My friend Rowdes is a nonfiction only reader, with the very special exception of novels by Sara Gruen. However, he’s also highly entertained YA fiction related media, such as The Vampire Diaries and Twilight. He may be the only person I know who goes into the Twilight movies blindly, with no idea about what he’s about to get himself into.
When he realized he was one of the only people not in-the-know, his nonfiction-need-to-know-nature kicked in, and he started begging me to tell him how it would all end.
Would I spoil the ending for perhaps the ONLY person in my life who doesn’t already know the ending and have an opinion about it? Absolutely not.
This angered him, but instead of researching it online, he was determined to get it out of me. While I was busying myself with other things, he took the book I was halfway through reading (Some Girls Are, by Courtney Summers) and read the last fifty pages.

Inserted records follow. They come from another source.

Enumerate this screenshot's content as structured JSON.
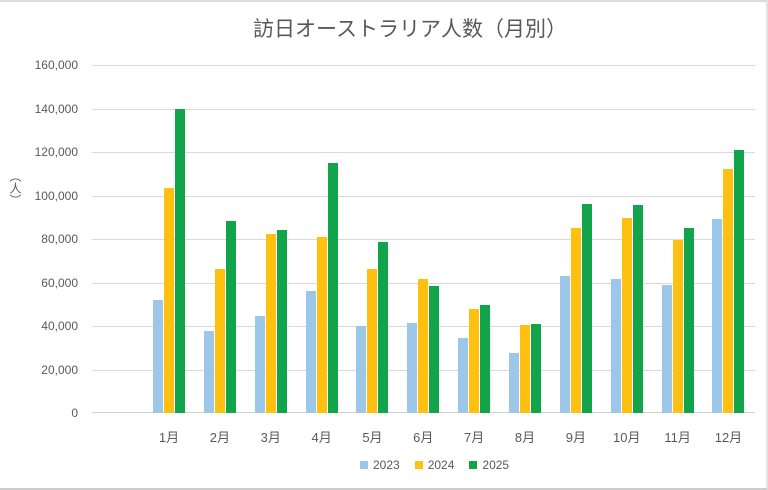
{
  "chart_data": {
    "type": "bar",
    "title": "訪日オーストラリア人数（月別）",
    "ylabel": "（人）",
    "xlabel": "",
    "categories": [
      "1月",
      "2月",
      "3月",
      "4月",
      "5月",
      "6月",
      "7月",
      "8月",
      "9月",
      "10月",
      "11月",
      "12月"
    ],
    "series": [
      {
        "name": "2023",
        "color": "#9DC7E8",
        "values": [
          52000,
          37500,
          44500,
          56000,
          40000,
          41500,
          34500,
          27500,
          63000,
          61500,
          59000,
          89000
        ]
      },
      {
        "name": "2024",
        "color": "#FFC010",
        "values": [
          103500,
          66000,
          82500,
          81000,
          66000,
          61500,
          48000,
          40500,
          85000,
          89500,
          79500,
          112000
        ]
      },
      {
        "name": "2025",
        "color": "#12A44A",
        "values": [
          140000,
          88500,
          84000,
          115000,
          78500,
          58500,
          49500,
          41000,
          96000,
          95500,
          85000,
          121000
        ]
      }
    ],
    "ylim": [
      0,
      160000
    ],
    "ytick_step": 20000,
    "ytick_labels": [
      "0",
      "20,000",
      "40,000",
      "60,000",
      "80,000",
      "100,000",
      "120,000",
      "140,000",
      "160,000"
    ],
    "grid": true,
    "legend_position": "bottom-center",
    "colors": {
      "text": "#595959",
      "gridline": "#D9D9D9",
      "axis_line": "#CFCFCF",
      "frame_border": "#D6D6D6",
      "background": "#FFFFFF"
    }
  }
}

Then he threatened to tell me the end unless I told him the ending of Twilight.
Only your really good friends can get away with this type of cruel bribery. After an entire day of arguing, he never told me the ending of Some Girls Are, and I never told him the ending of Twilight. It took him all of eight minutes to trick someone else into telling him.

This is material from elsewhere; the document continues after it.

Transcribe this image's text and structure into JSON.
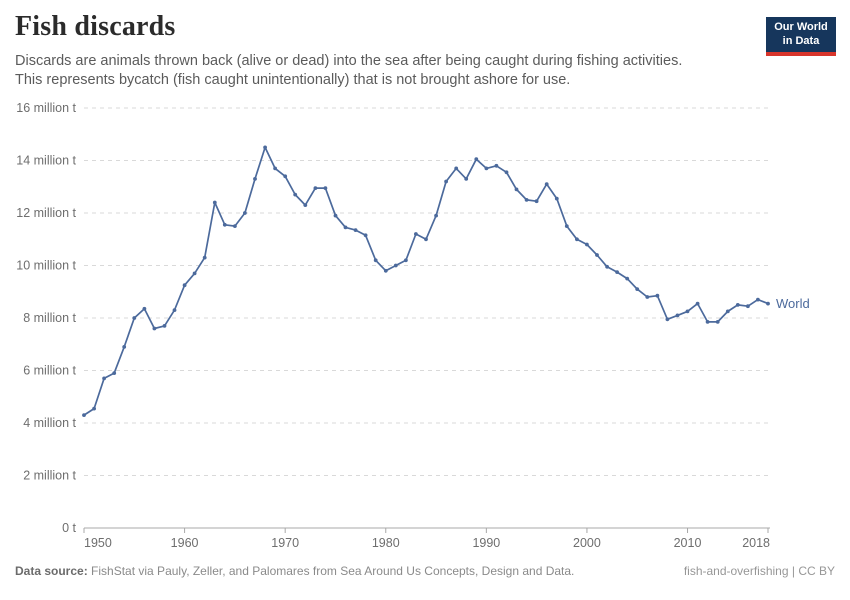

After this whole charade was over, he spent the next day asking me, “So have you finished it yet?” followed by, “Well, what are you doing? Why aren’t you reading? When are you going to finish it?”

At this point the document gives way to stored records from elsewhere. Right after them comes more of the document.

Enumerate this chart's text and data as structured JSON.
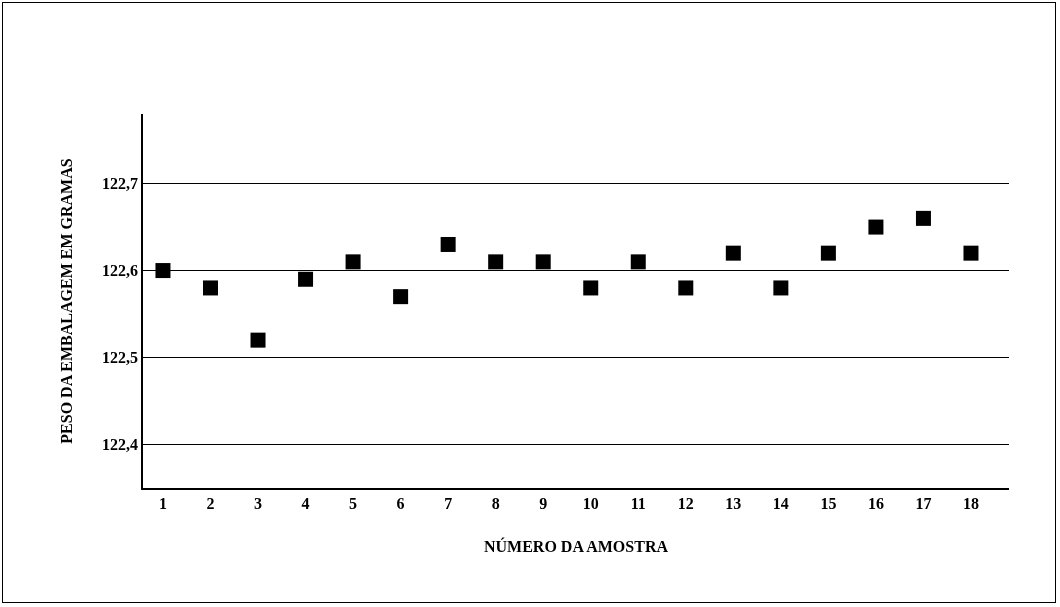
{
  "chart_data": {
    "type": "scatter",
    "xlabel": "NÚMERO DA AMOSTRA",
    "ylabel": "PESO DA EMBALAGEM EM GRAMAS",
    "x": [
      1,
      2,
      3,
      4,
      5,
      6,
      7,
      8,
      9,
      10,
      11,
      12,
      13,
      14,
      15,
      16,
      17,
      18
    ],
    "series": [
      {
        "color": "#000000",
        "values": [
          122.6,
          122.58,
          122.52,
          122.59,
          122.61,
          122.57,
          122.63,
          122.61,
          122.61,
          122.58,
          122.61,
          122.58,
          122.62,
          122.58,
          122.62,
          122.65,
          122.66,
          122.62
        ]
      }
    ],
    "xlim": [
      0.58,
      18.8
    ],
    "xticks": [
      1,
      2,
      3,
      4,
      5,
      6,
      7,
      8,
      9,
      10,
      11,
      12,
      13,
      14,
      15,
      16,
      17,
      18
    ],
    "ylim": [
      122.35,
      122.78
    ],
    "yticks": [
      {
        "value": 122.4,
        "label": "122,4"
      },
      {
        "value": 122.5,
        "label": "122,5"
      },
      {
        "value": 122.6,
        "label": "122,6"
      },
      {
        "value": 122.7,
        "label": "122,7"
      }
    ],
    "grid": "y",
    "marker": "square"
  }
}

After I finished, he wanted details. Because even though he’d read the ending, in those fifty pages he’d known only about the character’s fate, and not why this fate came to be or if it was even a settling fate. Instead of bribing him into reading the beginning of Some Girls Are, I just answered his questions and we had a great discussion.
So on the flip side to my serious beef with people who research the ending of a book before they read it (and usually end up not reading it at all), perhaps even if one knows the ending, the path leading them there will still be worthwhile. They will still have the ability to get sucked into the story the way the author intended them to. Even if they do it out of order.